The Dutch Health Council has called for the creation of a nanoparticle “exposure registry” in an effort to map any adverse health risks as a result of working with the minute particles.
According to the Health Council of the Netherlands, an independent scientific advisory body in the country, the creation of such a database is essential to combat concerns that occupational exposure to nanoparticles can be harmful to human health.
The demands were detailed in the draft document, Working with engineered nanoparticles: Exposure registry and a system of health monitoring.
There are fears that nanoparticles, which measure millionths of a millimetre, can be more harmful to human health than larger-sized particles of the same chemical. There is, however, currently no direct evidence to support this.
The production and use of nano-materials in the food processing and packaging sectors has taken off in recent years – leading to the introduction of guidance around the world.

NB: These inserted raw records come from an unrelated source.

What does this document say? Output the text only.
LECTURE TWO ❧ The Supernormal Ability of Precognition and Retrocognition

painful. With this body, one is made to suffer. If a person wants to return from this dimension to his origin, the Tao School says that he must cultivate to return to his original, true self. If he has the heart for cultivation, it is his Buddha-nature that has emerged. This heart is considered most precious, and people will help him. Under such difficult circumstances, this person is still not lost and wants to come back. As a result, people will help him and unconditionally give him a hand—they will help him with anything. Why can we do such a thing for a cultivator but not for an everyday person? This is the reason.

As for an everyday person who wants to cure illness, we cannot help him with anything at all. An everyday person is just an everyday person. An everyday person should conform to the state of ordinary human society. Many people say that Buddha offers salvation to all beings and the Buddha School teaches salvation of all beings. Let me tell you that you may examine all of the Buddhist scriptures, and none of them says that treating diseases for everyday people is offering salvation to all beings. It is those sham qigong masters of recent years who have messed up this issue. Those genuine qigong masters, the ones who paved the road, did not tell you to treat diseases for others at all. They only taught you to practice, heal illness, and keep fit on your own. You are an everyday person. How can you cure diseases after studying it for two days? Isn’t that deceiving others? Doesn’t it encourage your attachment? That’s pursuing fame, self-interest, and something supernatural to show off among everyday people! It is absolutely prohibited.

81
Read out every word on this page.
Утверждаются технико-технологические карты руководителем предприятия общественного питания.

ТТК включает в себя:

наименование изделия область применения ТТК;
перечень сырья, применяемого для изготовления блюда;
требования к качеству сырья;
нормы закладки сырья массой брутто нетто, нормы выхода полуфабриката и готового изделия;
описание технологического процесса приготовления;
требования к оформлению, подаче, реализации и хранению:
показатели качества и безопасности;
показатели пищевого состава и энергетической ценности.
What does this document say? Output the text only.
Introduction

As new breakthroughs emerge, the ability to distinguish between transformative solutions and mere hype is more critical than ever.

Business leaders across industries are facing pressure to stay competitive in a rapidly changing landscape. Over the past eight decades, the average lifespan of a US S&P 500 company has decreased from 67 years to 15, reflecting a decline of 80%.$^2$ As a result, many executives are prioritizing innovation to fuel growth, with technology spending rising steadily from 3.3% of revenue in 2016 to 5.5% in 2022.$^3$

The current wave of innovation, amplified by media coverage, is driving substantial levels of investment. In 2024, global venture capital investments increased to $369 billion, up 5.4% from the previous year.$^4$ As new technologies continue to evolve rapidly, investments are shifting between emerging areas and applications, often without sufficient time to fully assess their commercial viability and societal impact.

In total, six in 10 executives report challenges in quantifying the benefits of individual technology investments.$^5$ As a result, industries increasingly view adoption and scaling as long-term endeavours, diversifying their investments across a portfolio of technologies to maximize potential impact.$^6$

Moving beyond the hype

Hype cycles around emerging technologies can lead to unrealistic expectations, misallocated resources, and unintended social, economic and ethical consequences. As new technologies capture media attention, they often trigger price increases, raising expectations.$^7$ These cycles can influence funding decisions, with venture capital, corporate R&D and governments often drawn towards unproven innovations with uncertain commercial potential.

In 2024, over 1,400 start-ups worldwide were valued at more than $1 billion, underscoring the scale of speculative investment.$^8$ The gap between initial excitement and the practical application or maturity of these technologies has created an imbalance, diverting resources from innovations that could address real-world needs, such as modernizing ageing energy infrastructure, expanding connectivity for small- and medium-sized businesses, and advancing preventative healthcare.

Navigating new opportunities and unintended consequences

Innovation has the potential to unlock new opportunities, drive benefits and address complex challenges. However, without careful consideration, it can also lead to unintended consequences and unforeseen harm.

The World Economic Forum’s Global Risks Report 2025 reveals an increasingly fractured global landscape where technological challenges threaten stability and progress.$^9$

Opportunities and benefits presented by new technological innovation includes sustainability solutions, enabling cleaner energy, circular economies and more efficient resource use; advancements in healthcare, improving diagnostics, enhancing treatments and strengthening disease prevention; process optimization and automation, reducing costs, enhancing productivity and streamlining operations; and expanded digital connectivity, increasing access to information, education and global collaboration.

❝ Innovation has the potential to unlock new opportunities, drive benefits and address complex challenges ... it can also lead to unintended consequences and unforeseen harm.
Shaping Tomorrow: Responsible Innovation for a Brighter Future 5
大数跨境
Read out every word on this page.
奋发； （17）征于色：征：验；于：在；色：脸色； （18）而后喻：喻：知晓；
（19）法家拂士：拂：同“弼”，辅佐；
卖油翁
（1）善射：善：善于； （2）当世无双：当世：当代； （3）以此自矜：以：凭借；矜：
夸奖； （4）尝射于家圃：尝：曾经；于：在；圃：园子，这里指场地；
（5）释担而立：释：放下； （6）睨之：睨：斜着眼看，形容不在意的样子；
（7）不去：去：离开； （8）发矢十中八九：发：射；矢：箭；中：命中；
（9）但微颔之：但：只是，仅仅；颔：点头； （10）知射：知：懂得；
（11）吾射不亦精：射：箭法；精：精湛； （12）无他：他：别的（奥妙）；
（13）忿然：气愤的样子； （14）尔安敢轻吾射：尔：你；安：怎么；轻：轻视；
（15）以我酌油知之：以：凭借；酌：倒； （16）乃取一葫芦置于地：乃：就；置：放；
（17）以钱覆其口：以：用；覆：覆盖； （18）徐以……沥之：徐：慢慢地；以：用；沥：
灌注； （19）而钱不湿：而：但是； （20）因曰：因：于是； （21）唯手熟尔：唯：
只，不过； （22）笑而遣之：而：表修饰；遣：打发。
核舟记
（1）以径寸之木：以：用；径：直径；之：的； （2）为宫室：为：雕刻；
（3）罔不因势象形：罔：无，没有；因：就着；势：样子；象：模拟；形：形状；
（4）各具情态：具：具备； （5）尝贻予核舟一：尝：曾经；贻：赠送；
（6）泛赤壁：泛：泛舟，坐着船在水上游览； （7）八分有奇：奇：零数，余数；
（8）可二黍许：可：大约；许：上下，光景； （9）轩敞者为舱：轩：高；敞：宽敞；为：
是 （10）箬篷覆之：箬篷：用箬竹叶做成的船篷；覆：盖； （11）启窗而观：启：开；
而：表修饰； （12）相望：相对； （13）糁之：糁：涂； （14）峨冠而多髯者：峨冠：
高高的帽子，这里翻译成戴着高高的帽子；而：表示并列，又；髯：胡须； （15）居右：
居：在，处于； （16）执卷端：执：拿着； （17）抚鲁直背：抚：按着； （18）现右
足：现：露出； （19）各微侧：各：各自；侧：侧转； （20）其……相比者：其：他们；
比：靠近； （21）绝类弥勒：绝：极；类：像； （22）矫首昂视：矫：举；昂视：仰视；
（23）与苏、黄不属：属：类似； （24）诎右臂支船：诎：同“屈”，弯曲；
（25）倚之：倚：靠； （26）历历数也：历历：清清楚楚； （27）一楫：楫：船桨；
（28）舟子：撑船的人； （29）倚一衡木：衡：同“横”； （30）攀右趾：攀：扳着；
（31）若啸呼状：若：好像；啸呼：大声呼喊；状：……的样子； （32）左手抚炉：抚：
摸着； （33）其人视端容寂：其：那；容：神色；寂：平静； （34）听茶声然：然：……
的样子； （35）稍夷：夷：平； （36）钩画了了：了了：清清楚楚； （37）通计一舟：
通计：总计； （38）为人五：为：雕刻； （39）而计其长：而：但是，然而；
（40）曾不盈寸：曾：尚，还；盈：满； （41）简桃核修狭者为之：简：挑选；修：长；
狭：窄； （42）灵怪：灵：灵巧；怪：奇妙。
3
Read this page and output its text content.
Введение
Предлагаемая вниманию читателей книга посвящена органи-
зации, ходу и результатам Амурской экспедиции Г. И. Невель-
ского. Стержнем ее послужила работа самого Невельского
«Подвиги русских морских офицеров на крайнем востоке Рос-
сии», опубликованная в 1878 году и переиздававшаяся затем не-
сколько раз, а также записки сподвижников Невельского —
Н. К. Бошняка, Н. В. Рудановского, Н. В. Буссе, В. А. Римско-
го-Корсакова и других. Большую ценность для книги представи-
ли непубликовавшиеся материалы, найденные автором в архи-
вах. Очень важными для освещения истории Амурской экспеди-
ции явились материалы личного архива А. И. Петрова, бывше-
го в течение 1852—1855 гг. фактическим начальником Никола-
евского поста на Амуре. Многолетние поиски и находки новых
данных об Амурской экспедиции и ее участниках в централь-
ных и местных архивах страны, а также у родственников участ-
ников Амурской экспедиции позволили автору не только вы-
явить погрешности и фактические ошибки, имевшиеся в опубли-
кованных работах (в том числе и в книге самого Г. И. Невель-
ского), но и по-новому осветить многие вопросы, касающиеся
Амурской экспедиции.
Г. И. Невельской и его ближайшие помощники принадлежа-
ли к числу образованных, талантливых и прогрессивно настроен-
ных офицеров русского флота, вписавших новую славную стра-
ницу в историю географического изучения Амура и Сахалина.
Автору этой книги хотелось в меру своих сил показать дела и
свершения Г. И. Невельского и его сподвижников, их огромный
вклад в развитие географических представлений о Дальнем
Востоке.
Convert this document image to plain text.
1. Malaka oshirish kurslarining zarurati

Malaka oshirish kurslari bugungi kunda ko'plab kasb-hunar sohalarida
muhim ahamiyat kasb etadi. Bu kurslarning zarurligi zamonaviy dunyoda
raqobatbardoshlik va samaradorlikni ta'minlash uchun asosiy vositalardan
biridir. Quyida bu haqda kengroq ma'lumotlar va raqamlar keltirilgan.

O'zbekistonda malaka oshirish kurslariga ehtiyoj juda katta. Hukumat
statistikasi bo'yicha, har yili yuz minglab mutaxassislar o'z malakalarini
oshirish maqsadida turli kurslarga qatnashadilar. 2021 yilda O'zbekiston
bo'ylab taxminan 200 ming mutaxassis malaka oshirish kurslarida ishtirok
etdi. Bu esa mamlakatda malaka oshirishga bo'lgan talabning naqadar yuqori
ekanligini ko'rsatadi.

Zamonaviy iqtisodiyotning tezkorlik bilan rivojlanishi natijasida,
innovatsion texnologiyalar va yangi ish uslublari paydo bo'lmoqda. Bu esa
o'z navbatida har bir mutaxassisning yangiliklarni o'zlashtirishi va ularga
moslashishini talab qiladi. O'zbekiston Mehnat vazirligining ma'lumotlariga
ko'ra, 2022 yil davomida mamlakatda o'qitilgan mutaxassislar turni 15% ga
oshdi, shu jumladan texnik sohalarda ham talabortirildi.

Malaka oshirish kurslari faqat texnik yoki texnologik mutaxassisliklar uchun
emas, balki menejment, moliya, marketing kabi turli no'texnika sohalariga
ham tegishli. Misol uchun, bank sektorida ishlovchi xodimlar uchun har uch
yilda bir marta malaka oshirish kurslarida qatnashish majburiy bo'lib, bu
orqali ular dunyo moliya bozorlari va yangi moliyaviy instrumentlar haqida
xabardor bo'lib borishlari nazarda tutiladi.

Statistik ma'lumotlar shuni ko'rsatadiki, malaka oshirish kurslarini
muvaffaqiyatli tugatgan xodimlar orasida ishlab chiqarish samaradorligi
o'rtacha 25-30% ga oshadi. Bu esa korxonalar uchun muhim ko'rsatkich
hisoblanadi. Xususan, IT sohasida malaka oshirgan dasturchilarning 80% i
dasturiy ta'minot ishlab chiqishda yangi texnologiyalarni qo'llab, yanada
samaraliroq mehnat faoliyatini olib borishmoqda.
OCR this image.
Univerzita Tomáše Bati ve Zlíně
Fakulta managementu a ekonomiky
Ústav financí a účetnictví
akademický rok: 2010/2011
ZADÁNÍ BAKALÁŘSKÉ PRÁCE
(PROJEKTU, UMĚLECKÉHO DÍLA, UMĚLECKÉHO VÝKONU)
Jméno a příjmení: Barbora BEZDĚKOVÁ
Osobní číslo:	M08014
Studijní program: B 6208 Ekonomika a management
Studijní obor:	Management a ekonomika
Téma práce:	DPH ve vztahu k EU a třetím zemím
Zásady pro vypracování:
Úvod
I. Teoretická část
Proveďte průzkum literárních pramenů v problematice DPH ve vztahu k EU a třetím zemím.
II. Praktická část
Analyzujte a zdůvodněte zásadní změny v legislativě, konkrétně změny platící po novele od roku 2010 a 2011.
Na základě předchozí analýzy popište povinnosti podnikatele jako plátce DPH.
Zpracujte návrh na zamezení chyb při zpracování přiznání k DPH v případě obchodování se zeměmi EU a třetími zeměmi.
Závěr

Concerns and lack of knowledge
“Due to concerns and lack of knowledge, the Health Council considers it prudent to set up exposure registration. Data from the registration can be a valuable source in the mapping of health risks,” said the draft document.
“Such an exposure registry should be set up for insoluble and poorly in water soluble nanoparticles in any composition or physical structure, including nanoparticles that are present in solid materials.”
“The number of products with nanoparticles will probably increase in the coming years. This also means that ever more employees from all kinds of industry sectors can come into contact with these nanoparticles throughout the whole chain of supply, from research and development, manufacturing and production to use, waste processing and recycling," said the Health Council document.
The document adds that it may be years before research can demonstrate or rule out a link between exposure to nanoparticles and adverse health effects.
Previous investigations have made links between exposure to nanoparticles and respiratory and cardiovascular effect.
The US Food and Drug Administration (FDA) recently published draft guidance on the use of nanotechnology in the manufacture of food and food contact substances.
According to the Agency, the application of nanoparticles in the food industry raises “new safety issues.”
“As with any of the manufacturing technologies applied to food, nanotechnology and other emerging technologies may introduce issues that warrant additional of different evaluation during a safety assessment of a food substance,” said the FDA guidance.